The creek was about twenty feet wide and perhaps three feet deep. A corrugated metal culvert funnelled it under the road. Willows estimated the flow rate at between eighty and a hundred gallons a minute. The bottom was rocky, with small pockets of sand. There was very little in the way of aquatic plant growth, probably as a result of the tumultuous scrubbing action of the annual spring floods.
Just as it entered the woods, the creek narrowed and turned sharply to the right, became a thin sliver of moving light that was quickly lost among the trees and thick undergrowth.
Willows liked what he saw. He traded his running shoes for the hip waders, put on his fishing vest, shrugged into the pack, and slung the leather rod case over his shoulder. A mile down the road, a huge articulated logging truck thundered towards him, the grillwork a bright gleaming speck at the head of a boiling roostertail of dust a thousand feet long and more than a hundred feet high.
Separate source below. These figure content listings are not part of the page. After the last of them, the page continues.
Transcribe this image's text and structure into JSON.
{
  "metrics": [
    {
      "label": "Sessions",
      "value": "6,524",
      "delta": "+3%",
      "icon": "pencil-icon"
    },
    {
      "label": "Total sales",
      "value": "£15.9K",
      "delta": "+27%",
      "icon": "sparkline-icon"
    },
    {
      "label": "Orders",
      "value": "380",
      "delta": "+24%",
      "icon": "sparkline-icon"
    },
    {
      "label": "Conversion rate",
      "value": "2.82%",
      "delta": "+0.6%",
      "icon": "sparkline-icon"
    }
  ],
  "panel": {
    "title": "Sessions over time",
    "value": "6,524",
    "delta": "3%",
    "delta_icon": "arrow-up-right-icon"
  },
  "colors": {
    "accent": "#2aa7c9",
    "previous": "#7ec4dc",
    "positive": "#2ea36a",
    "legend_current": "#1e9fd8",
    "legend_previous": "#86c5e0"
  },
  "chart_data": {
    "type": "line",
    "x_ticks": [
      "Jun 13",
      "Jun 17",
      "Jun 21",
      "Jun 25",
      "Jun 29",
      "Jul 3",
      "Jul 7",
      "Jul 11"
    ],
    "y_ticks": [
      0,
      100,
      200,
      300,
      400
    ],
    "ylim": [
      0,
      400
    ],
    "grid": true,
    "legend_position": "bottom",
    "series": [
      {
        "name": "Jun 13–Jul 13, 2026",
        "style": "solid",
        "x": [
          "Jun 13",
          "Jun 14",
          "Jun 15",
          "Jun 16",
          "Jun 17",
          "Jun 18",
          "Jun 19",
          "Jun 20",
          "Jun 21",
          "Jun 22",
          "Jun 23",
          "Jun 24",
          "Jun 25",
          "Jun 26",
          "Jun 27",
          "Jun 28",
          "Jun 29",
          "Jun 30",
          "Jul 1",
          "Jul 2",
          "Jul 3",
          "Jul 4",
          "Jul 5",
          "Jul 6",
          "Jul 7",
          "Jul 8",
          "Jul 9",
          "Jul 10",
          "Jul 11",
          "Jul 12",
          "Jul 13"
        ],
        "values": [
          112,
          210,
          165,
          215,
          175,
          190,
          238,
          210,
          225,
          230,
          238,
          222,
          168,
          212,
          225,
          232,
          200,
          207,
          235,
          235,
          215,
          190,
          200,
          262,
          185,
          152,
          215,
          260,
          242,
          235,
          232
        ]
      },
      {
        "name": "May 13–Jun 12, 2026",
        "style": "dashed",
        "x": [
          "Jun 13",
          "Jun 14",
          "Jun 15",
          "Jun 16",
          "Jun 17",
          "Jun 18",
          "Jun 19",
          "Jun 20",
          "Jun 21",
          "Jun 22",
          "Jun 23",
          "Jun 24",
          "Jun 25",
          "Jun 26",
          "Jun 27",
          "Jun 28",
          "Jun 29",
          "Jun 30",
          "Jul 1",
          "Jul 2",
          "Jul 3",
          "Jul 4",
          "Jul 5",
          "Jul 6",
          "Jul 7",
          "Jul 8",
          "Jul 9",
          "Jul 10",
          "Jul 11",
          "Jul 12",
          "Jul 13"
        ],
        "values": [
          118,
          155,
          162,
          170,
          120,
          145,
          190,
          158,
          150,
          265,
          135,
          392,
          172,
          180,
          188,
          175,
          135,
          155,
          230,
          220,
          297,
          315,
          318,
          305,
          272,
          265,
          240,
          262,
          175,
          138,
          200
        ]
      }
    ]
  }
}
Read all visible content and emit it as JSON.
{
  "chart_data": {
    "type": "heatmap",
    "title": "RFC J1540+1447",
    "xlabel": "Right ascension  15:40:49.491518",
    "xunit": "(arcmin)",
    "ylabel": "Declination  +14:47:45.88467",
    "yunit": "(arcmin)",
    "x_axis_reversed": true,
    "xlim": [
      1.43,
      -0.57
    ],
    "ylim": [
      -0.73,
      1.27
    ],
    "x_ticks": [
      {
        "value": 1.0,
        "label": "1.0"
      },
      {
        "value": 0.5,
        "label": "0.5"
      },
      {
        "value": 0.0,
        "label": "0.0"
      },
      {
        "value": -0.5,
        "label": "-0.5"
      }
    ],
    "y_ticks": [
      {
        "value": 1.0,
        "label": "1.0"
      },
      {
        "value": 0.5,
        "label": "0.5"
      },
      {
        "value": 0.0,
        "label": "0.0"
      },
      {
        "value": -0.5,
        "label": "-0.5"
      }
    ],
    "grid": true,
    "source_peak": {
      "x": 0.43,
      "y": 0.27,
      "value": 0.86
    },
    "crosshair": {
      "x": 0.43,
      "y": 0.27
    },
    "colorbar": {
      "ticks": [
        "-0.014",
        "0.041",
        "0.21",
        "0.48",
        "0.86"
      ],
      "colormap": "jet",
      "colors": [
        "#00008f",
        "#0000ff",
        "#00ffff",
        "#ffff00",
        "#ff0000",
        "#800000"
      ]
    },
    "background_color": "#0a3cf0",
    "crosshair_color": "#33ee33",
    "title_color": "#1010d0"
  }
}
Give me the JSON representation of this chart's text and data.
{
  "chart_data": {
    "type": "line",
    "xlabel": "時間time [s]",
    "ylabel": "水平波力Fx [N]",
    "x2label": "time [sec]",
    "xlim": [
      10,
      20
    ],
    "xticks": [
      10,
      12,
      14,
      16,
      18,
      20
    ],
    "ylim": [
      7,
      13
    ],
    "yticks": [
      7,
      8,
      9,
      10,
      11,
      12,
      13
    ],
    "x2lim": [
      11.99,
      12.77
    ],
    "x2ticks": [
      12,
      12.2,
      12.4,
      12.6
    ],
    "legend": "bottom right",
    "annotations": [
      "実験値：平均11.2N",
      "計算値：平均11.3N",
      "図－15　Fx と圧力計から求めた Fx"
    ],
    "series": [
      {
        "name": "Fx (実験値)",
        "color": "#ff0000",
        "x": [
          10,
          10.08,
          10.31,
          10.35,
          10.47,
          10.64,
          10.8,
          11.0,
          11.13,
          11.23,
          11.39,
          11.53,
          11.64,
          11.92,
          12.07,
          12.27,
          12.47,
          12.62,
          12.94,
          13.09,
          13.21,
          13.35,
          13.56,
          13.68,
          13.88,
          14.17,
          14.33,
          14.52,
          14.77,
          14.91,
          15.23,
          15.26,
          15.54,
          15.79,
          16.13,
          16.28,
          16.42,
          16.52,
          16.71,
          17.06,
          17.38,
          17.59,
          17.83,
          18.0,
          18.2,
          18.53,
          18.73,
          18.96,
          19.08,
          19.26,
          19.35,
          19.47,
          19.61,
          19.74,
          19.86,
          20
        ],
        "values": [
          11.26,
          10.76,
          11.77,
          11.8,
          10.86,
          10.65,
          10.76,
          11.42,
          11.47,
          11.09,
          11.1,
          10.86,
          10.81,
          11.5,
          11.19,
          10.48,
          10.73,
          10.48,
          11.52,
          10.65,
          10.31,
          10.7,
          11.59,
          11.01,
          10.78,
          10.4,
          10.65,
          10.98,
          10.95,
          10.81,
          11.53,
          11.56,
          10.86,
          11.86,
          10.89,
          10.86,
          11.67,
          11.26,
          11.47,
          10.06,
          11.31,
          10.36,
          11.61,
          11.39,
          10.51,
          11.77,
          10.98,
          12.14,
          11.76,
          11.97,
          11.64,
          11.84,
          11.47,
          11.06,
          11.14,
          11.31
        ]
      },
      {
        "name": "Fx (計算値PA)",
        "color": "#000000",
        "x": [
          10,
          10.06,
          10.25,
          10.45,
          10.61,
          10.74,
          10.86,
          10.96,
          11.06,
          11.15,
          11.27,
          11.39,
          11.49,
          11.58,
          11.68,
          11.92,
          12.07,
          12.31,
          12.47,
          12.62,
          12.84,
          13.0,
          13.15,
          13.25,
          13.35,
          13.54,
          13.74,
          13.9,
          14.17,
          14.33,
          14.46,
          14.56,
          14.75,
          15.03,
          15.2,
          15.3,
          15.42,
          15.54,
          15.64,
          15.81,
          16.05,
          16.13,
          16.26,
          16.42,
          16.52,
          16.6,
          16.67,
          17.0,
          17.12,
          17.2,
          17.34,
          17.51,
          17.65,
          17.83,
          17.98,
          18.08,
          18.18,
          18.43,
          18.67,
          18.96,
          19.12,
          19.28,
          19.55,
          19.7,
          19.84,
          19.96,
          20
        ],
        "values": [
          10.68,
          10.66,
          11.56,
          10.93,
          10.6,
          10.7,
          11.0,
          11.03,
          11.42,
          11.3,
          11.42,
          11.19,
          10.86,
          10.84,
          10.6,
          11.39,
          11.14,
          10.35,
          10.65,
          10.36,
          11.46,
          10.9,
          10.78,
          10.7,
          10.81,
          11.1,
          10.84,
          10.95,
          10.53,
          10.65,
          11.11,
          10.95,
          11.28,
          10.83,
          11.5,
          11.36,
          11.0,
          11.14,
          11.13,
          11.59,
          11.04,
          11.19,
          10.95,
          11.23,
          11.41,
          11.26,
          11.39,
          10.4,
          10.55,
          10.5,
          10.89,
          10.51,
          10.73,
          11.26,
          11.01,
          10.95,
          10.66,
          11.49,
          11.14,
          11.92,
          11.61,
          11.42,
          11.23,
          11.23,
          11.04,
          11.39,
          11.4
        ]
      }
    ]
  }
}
Willows locked the car. He checked the boot. Then he began to make his way across the cleared strip towards the edge of the woods.
With each step he took, the waders rubbed together and made a faint squeaking noise. They were heavy and cumbersome, but he knew from past experience that without their protection the icy mountain water would numb his legs in minutes.
Except for the low muttering of the creek and the barely perceptible high-frequency whine of mosquitoes, the mountain was silent in the resinous midday heat.
Willows pushed upstream for the better part of an hour, moving slowly at first and then more quickly as he warmed up and his stride lengthened.
Pausing at a small pool to take a drink, he noticed the tracks of a cat in a flat muddy spot near the water’s edge. He studied the tracks carefully, decided they had been left by a lynx and that they were fairly fresh, and followed them along the bank and then up a slight incline.
At the top it looked as if someone had shotgunned a feather pillow.
Crouching, Willows picked up the brown-and-grey barred breast feather of a Ruffed Grouse. He glanced around, looking for a fragment of bone or a rejected claw. But the bird had been young and tasty, and the lynx had done a good job of cleaning his plate. Only the explosion of feathers remained; insufficient evidence for all but the most rudimentary of autopsies.
Willows let go of the feather. It spiralled down to the surface of the water and was swept away by the current. He splashed water on his face and the back of his neck, and cheerfully resumed his journey.
Already, parts of the life he had left behind seemed impossibly distant, and it was easy for him to imagine that the city, with its busy population of thieves and murderers, had ceased to exist.